Master en Desarrollo Local. Director de la Fundación Donum, Cuenca. Exdirigente de Alfaro Vive Carajo.
No hay vueltas que darle: la crisis del correísmo no es transitoria; es una crisis estructural. Reducido el proyecto a un asunto de clientelismo, corrupción y enriquecimiento de una nueva casta burocrática, no tiene capacidad política para responder a la adversidad. Desde que las arcas públicas se vaciaron, la seguidilla de errores del oficialismo se ha vuelto cada vez más dramática. La derrota de febrero de 2017 ha sido más devastadora que la de 2014. Es el debilitamiento sustancial del caudillismo, del poder centralizado y autoritario.
Desconcertado y desesperado —e incapaz de entender la complejidad del momento político— Correa opta por el suicidio. No solo personal, sino del binomio de Alianza País y de la cofradía verde-flex en su conjunto. Cada una de sus intervenciones públicas es un tiro por la culata, una ratificación de que están perdiendo las elecciones del 2 de abril.
Amenazar, por ejemplo, con quedarse en el país para defenderse en caso de que triunfe Lasso implica un doble reconocimiento: por un lado, la derrota electoral y, por el otro las cuentas pendientes con la justicia. ¿Por qué lo perseguiría el próximo gobierno —se pregunta la gente con justa razón—, a no ser que haya cometido algún delito que desconocemos? ¿O tiene pavor de que lo midan con la misma vara de la justicia servil con la que él ha medido a tantos opositores durante diez años? Cada ladrón juzga por su condición, dirían los viejos comentaristas de la política nacional, que saben de memoria en qué y cómo terminan estos experimentos populistas.
La denuncia de un supuesto fraude fraguado por la oposición para la segunda vuelta pasa del cinismo a la puerilidad. Mejor dicho, a la fantasía. A menos que Correa esté dispuesto a provocar una masacre entre ecuatorianos en caso de que Moreno pierda las elecciones, la denuncia no tiene sentido. Con un Consejo Nacional Electoral controlado por Alianza País, y con los antecedentes de las irregularidades detectadas el 19 de febrero para favorecer al oficialismo, ¿quién en sus cabales creerá que la oposición está en condiciones de armar un fraude? Es más, la denuncia del General Luis Castro, luego de ser removido de su cargo, únicamente contribuye a sembrar dudas en sentido inverso.
El gran problema del correísmo radica no solo en su tendencia compulsiva a tergiversar los hechos, sino en un desconocimiento casi patológica de la Historia. Los fraudes electorales siempre los organiza el poder de turno. De ocurrir lo contrario, tal como anuncia Correa, seríamos el primer ejemplo en el mundo en que le hacen fraude a un gobierno en funciones. Un nuevo record parea la grandilocuencia de la publicidad correísta.

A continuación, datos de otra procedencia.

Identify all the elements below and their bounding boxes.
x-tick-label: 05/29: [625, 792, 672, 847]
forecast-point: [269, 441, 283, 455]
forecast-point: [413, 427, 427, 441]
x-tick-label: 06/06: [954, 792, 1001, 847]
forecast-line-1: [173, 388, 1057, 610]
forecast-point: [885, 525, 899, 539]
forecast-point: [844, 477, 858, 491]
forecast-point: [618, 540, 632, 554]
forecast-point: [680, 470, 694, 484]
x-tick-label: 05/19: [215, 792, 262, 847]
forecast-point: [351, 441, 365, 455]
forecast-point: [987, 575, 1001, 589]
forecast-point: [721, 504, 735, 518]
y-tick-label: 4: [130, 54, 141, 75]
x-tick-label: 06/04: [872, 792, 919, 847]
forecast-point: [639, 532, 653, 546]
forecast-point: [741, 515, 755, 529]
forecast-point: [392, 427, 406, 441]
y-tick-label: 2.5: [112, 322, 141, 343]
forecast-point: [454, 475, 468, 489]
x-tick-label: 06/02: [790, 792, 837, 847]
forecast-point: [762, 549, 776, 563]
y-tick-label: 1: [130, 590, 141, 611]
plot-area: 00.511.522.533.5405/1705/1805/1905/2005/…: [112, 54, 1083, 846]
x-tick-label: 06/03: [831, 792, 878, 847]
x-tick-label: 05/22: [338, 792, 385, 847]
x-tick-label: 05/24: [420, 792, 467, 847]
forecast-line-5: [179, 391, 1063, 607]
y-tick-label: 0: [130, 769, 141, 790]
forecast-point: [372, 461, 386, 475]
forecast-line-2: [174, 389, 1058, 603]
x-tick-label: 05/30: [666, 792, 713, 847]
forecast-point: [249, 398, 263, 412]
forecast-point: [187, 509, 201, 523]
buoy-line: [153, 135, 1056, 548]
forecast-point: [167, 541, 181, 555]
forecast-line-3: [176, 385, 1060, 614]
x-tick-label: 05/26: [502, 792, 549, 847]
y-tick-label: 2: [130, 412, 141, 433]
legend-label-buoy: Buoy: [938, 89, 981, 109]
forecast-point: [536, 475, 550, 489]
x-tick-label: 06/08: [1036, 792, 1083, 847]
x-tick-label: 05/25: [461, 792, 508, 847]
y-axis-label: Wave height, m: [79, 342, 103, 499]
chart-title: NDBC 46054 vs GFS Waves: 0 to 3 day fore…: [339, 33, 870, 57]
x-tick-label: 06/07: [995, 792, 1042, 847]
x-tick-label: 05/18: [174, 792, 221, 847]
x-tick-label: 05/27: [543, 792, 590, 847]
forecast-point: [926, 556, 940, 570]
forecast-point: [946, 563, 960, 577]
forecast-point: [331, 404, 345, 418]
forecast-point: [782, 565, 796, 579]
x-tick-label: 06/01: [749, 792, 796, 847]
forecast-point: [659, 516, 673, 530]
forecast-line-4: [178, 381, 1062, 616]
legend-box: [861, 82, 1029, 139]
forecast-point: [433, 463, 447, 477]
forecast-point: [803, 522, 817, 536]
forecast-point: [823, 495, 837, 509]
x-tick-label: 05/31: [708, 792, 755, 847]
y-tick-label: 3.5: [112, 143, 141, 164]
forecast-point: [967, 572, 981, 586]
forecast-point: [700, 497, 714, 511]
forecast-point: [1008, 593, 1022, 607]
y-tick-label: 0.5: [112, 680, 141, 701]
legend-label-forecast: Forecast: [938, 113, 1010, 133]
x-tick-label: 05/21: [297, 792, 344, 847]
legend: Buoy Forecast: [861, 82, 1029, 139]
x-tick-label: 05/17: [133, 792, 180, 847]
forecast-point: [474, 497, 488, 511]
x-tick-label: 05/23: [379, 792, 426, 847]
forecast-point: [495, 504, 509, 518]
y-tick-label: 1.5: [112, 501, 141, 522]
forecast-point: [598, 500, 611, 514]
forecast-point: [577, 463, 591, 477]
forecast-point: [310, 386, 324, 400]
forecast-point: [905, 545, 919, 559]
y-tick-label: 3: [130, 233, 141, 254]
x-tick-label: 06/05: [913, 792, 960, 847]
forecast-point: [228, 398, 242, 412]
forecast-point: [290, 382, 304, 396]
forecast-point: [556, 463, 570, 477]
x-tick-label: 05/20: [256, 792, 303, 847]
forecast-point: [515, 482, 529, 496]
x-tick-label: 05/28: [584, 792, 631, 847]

De allí que la campaña internacional del régimen para denunciar el supuesto fraude termine suscitando risas disimuladas más que preocupaciones. Si Evo Morales aceptó la derrota en el referéndum y el chavismo admitió la paliza en las pasadas elecciones, resulta por demás forzado que el gobierno de Correa impugne los resultados. Difícil de tragarse esa rueda de molino, más allá de que haya uno que otro gobierno cómplice en la región que secunde esta versión.
La promoción de encuestas adulteradas aprieta aún más la soga al cuello del oficialismo. La ficción del 42,5% con que los jerarcas correístas se proclamaron vencedores está demasiado fresca. Sobre todo, porque tiene antecedentes que datan de la consulta de 2011, cuando el “margen de error” de la encuestadora oficial alcanzó 20 puntos de diferencia. Que ahora Correa eche mano de sondeos que le atribuyen el 60% de votos a Moreno no solo resulta inverosímil, sino demencial. Por razonamiento básico: si así fuera, el binomio verde-flex habría arrasado en la primera vuelta.

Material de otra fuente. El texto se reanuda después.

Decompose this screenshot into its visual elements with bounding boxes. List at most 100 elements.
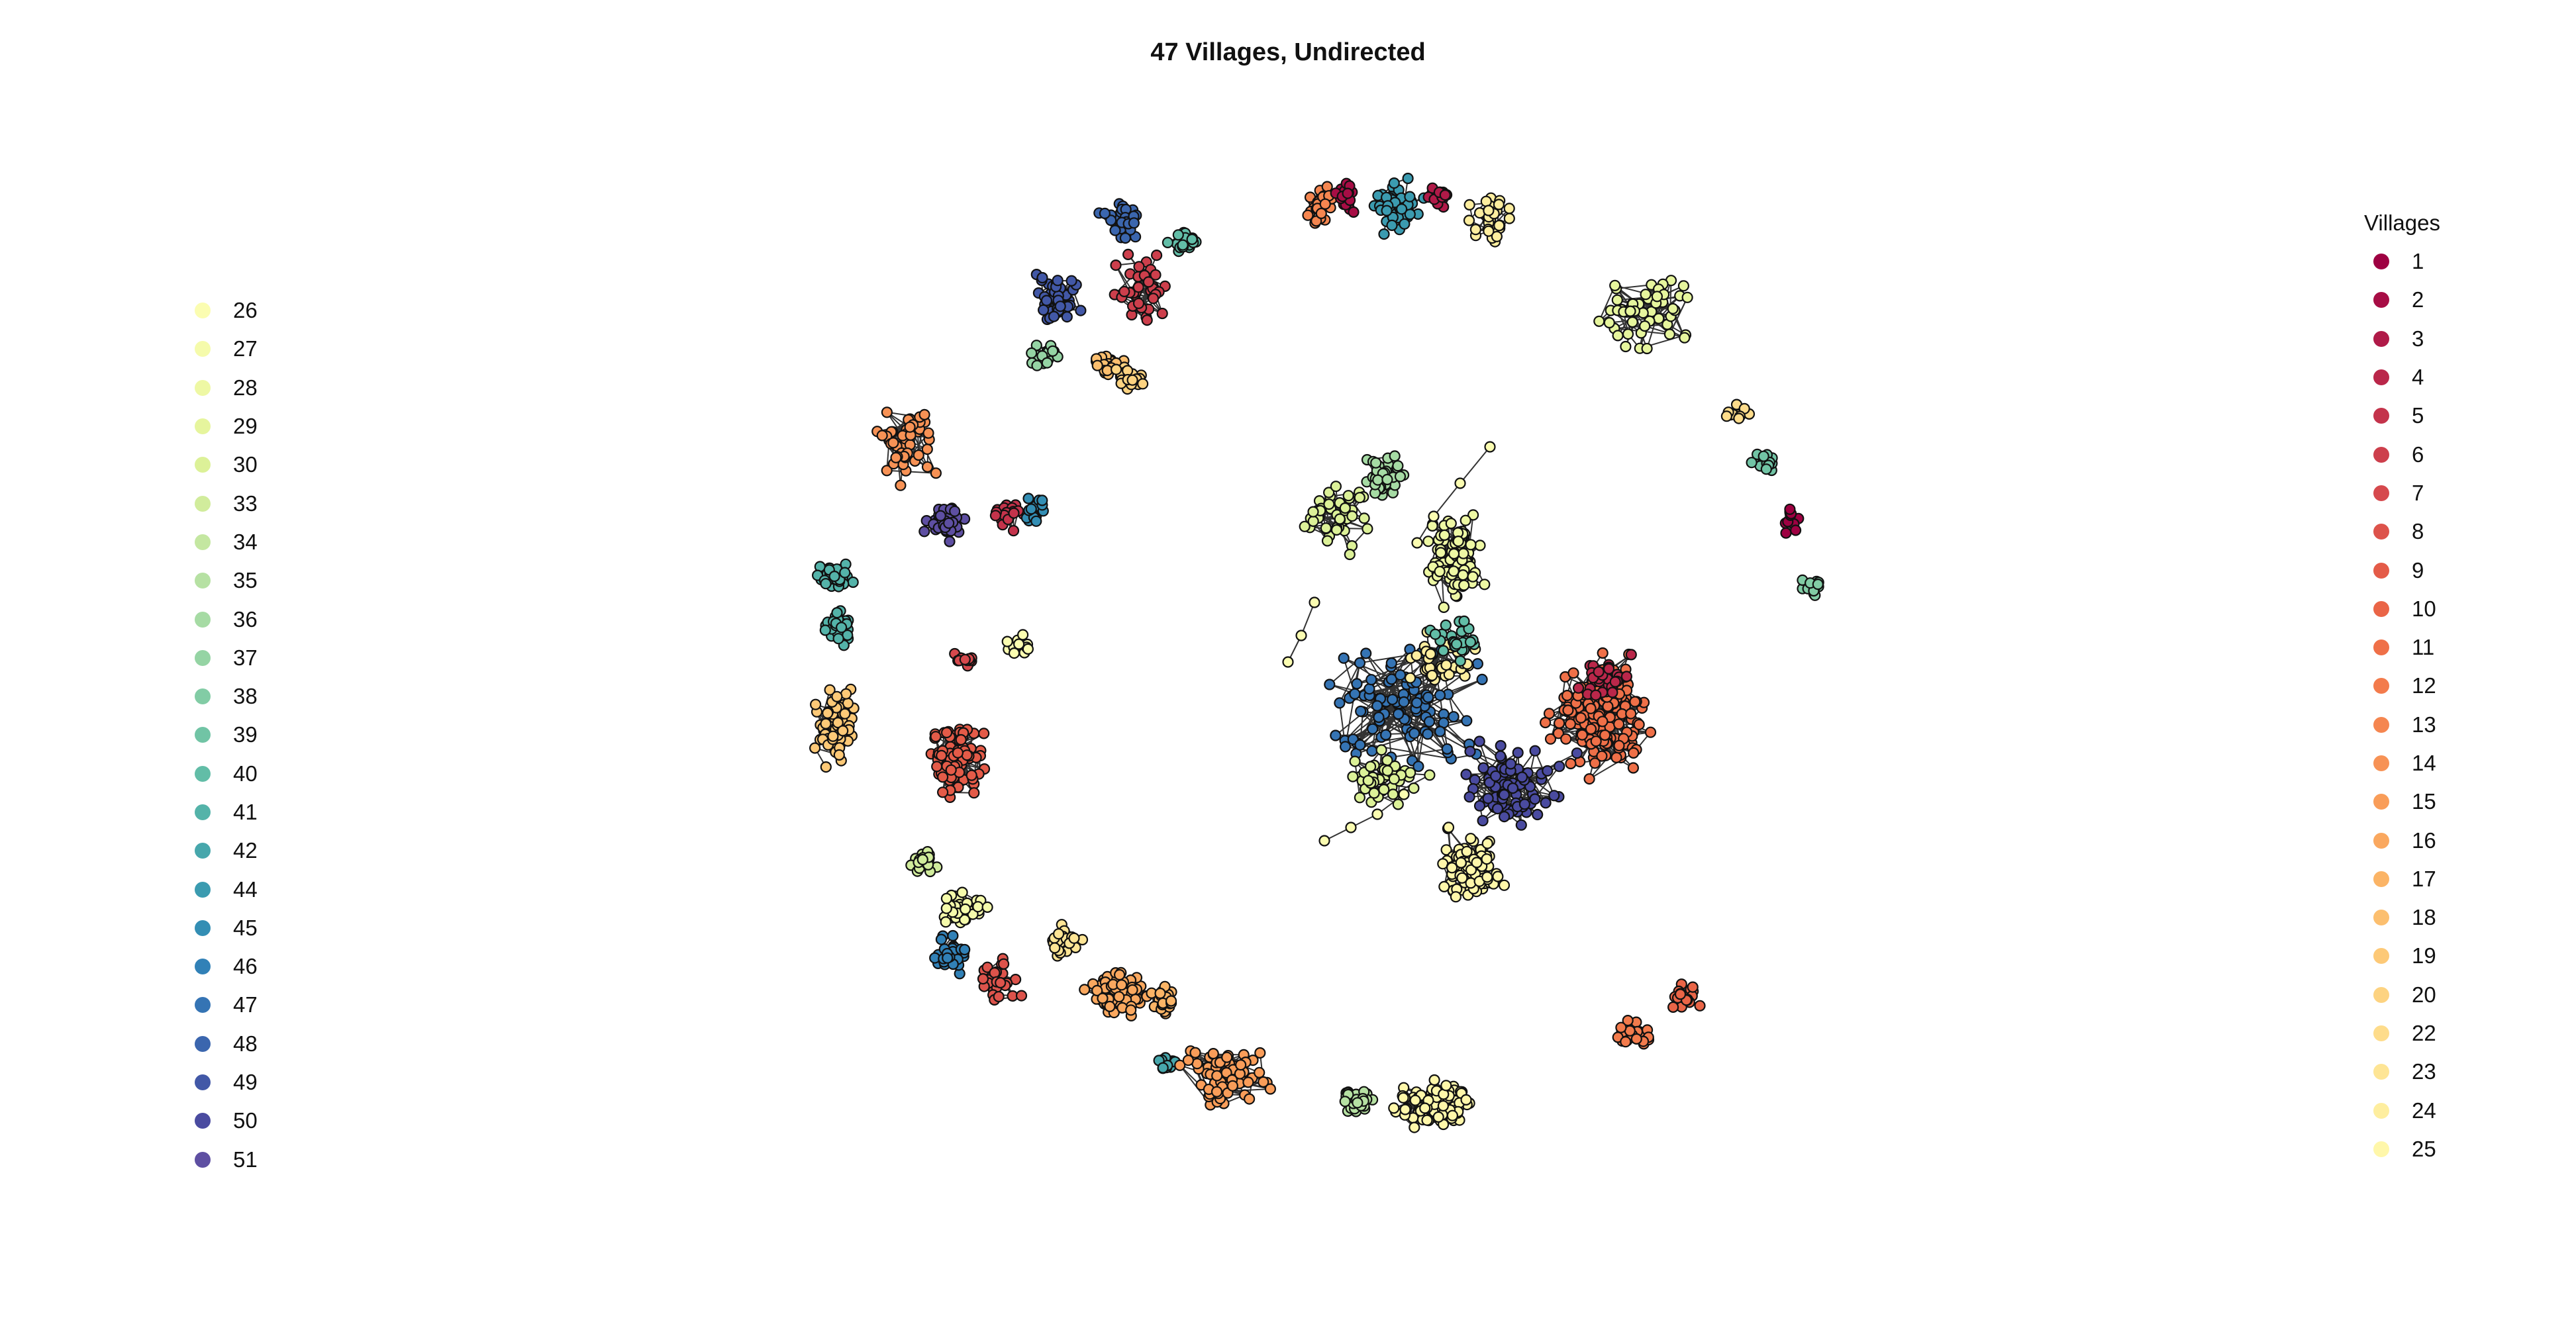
- village-node-6: [1150, 250, 1163, 261]
- village-node-3: [1439, 189, 1451, 201]
- village-node-41: [832, 633, 844, 645]
- village-node-14: [881, 406, 893, 418]
- village-node-13: [1319, 198, 1331, 210]
- village-node-14: [890, 451, 902, 463]
- village-node-27: [972, 901, 984, 913]
- village-node-24: [1463, 199, 1475, 211]
- chart-title: 47 Villages, Undirected: [1150, 38, 1426, 66]
- village-node-5: [989, 510, 1002, 522]
- village-node-9: [936, 786, 949, 798]
- village-node-27: [956, 886, 968, 898]
- village-node-14: [876, 430, 888, 442]
- village-node-14: [921, 461, 934, 473]
- village-node-45: [1025, 503, 1037, 515]
- village-node-49: [1036, 271, 1048, 284]
- network-edge: [1391, 748, 1448, 758]
- village-node-9: [952, 747, 964, 759]
- village-node-14: [904, 421, 916, 433]
- village-node-49: [1040, 295, 1053, 306]
- village-node-44: [1378, 228, 1390, 240]
- village-node-29: [1622, 328, 1634, 340]
- village-node-6: [1141, 314, 1153, 326]
- village-node-19: [833, 749, 845, 761]
- village-node-13: [1315, 207, 1327, 219]
- village-node-48: [1099, 207, 1111, 219]
- village-node-49: [1061, 311, 1073, 323]
- village-node-29: [1640, 289, 1652, 301]
- village-node-41: [831, 606, 843, 619]
- village-node-19: [827, 730, 839, 742]
- village-node-20: [1126, 374, 1138, 386]
- village-node-27: [940, 916, 952, 928]
- village-node-6: [1122, 248, 1134, 260]
- village-node-27: [940, 892, 953, 904]
- village-node-29: [1651, 291, 1663, 303]
- village-node-9: [940, 726, 953, 739]
- network-edge: [1339, 662, 1361, 704]
- village-node-19: [824, 684, 836, 696]
- village-node-40: [1177, 239, 1189, 251]
- village-node-44: [1396, 203, 1408, 215]
- village-node-29: [1679, 332, 1691, 344]
- village-node-44: [1402, 172, 1414, 185]
- network-edge: [1343, 657, 1356, 694]
- village-node-14: [895, 479, 907, 491]
- village-node-51: [918, 526, 930, 538]
- village-node-6: [1118, 285, 1130, 297]
- village-node-2: [1342, 187, 1354, 199]
- village-node-40: [1186, 233, 1198, 246]
- village-node-44: [1381, 205, 1393, 216]
- village-node-19: [809, 742, 821, 754]
- village-node-49: [1048, 310, 1060, 322]
- village-node-49: [1054, 301, 1066, 312]
- village-node-24: [1483, 225, 1495, 237]
- village-node-27: [960, 903, 971, 916]
- village-node-27: [967, 908, 979, 920]
- village-node-24: [1493, 220, 1505, 232]
- village-node-51: [934, 510, 946, 522]
- village-node-19: [822, 707, 834, 719]
- village-node-29: [1663, 328, 1675, 340]
- village-node-41: [819, 624, 831, 636]
- village-node-48: [1119, 232, 1132, 244]
- village-node-51: [943, 517, 955, 529]
- village-node-9: [931, 761, 943, 773]
- village-node-19: [820, 761, 832, 773]
- village-node-49: [1065, 275, 1077, 287]
- village-node-29: [1626, 316, 1638, 328]
- village-node-14: [887, 437, 899, 449]
- village-node-44: [1404, 191, 1416, 203]
- village-node-37: [1030, 340, 1042, 352]
- village-node-19: [820, 718, 832, 730]
- village-node-45: [1022, 493, 1034, 504]
- village-node-26: [1008, 647, 1020, 659]
- village-node-5: [1007, 525, 1020, 537]
- village-node-44: [1388, 177, 1400, 189]
- village-node-14: [913, 449, 924, 461]
- village-node-9: [968, 787, 980, 799]
- village-node-6: [1156, 307, 1168, 320]
- village-node-51: [944, 536, 956, 547]
- village-node-44: [1399, 218, 1411, 230]
- village-node-48: [1128, 217, 1140, 229]
- village-node-19: [837, 725, 849, 737]
- village-node-19: [832, 716, 844, 729]
- village-node-19: [831, 690, 843, 702]
- village-node-22: [1720, 410, 1732, 422]
- village-node-40: [1162, 236, 1174, 248]
- village-node-29: [1639, 320, 1651, 332]
- village-node-9: [930, 731, 942, 743]
- village-node-18: [1091, 359, 1103, 371]
- village-node-14: [922, 427, 934, 439]
- network-edge: [1344, 663, 1361, 747]
- village-node-6: [1132, 281, 1144, 293]
- village-node-19: [839, 708, 851, 720]
- village-node-26: [1022, 643, 1034, 655]
- village-node-14: [918, 408, 930, 421]
- village-node-40: [1172, 229, 1184, 241]
- village-node-24: [1463, 214, 1475, 226]
- village-node-6: [1110, 259, 1122, 271]
- village-node-41: [828, 570, 840, 583]
- village-node-29: [1609, 279, 1621, 291]
- network-edge: [1460, 446, 1491, 484]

El burdo y desfachatado desplazamiento de Lenín Moreno completa este desenfrenado suicidio. Si ya existían dudas respecto de la capacidad del candidato oficial para asumir la conducción del futuro gobierno, en la últimas dos semanas esta percepción se ha acrecentado. Correa no le hace sombra; se le sentó encima. Lo convirtió en un fantoche. Contra toda lógica y estrategia, está conduciendo y asumiendo la campaña por sí y ante sí. Atormentado por la fatalidad de la derrota, de su derrota, quiere disfrazar la realidad con traje carnavalesco. Como en una opereta, naufragará con bufones, cortesanos, comparsas y ornamentos.